Sunday 22 June 2008

midsummer madness

It certainly feels like midsummer here, not because of the weather which is very windy but because of the state of growth. Everything is at least waist height, or so it seems. However, some of the plants that I’d given up on have obviously benefited from the recent rain and are, particularly the tomatoes, looking to have a new lease of life after a parched start. In some other beds seeds are germinating that I sowed months ago and that I had given up on. In my shed the cucurbits seem to have all worked this year after a disaster last year and this will be my first job when I come here again, to get them out and into the ground.

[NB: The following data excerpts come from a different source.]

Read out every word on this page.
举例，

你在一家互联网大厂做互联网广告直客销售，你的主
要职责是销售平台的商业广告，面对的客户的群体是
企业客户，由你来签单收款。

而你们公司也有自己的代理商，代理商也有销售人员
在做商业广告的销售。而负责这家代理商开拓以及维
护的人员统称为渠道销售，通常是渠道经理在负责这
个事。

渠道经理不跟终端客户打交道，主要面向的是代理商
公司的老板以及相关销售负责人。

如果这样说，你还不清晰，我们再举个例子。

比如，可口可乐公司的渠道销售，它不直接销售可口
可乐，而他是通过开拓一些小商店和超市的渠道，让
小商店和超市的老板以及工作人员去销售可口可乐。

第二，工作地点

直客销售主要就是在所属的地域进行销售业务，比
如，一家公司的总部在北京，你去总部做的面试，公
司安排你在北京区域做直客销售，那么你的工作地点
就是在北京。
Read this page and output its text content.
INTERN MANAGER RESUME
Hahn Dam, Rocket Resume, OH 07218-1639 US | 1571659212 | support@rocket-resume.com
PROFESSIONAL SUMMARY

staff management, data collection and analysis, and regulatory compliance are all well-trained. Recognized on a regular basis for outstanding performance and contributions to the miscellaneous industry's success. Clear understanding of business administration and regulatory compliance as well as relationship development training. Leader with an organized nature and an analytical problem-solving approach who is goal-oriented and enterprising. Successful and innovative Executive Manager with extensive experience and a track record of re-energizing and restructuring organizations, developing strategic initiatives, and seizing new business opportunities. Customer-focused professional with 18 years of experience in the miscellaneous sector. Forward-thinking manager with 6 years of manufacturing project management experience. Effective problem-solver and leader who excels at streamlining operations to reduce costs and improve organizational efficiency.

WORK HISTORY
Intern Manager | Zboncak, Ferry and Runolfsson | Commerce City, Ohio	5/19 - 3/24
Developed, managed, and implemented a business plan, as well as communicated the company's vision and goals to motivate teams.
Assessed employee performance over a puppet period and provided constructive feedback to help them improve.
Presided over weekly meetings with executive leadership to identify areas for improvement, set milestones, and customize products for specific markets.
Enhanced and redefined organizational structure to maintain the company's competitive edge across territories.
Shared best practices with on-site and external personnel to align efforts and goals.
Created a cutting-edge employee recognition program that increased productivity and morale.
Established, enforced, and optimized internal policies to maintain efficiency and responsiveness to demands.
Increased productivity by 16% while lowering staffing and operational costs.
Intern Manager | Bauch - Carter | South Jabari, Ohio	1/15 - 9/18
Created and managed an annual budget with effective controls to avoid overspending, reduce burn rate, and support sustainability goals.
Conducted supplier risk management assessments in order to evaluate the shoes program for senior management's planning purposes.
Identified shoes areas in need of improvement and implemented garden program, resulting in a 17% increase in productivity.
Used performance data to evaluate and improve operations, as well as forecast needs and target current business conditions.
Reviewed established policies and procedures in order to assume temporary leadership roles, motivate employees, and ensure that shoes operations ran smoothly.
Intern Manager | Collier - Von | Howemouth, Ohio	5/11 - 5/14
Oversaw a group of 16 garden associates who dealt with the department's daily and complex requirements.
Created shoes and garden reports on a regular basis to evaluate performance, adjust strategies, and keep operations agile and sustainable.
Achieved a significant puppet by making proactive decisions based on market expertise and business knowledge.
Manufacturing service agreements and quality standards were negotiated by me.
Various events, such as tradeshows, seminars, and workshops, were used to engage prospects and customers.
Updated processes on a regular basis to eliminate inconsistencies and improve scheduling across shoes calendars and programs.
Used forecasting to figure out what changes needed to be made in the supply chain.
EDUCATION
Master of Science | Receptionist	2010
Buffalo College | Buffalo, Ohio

It is odd knowing that some of the produce I’ve sown and nurtured will be someone else’s banquet but so long as it doesn’t go to waste this is not a bad thing. I have decided to move my shed to my new garden in Cornwall and to hand over the allotment at the end of September. I am beginning to detach from it already as I’ve had a report to write but now I’m back it has hooked me in again and I have to say I am calmer than I’ve been for some time.

2 comments:

Anonymous said...

How are the potatoes?

Have you read about problems with aminopyralids getting into manure? Its really scary stuff.

I think it will make me very careful about where we get it from but its really hard to be sure. My hope is that our small local farmer would not bother with spraying but you never know.

laura wild said...

We ate our first early potatoes the other day (Orla) within an hour of digging them and picking the mint that they were cooked with. They were amazing!

I went to a meeting about an art event on Meersbrook Allotments in Sheffield on Sunday - there are 409 plots!

Try googling 'grow sheffield' and you'll find a great website with all kinds of interesting events and news like 'guerilla gardening' for example.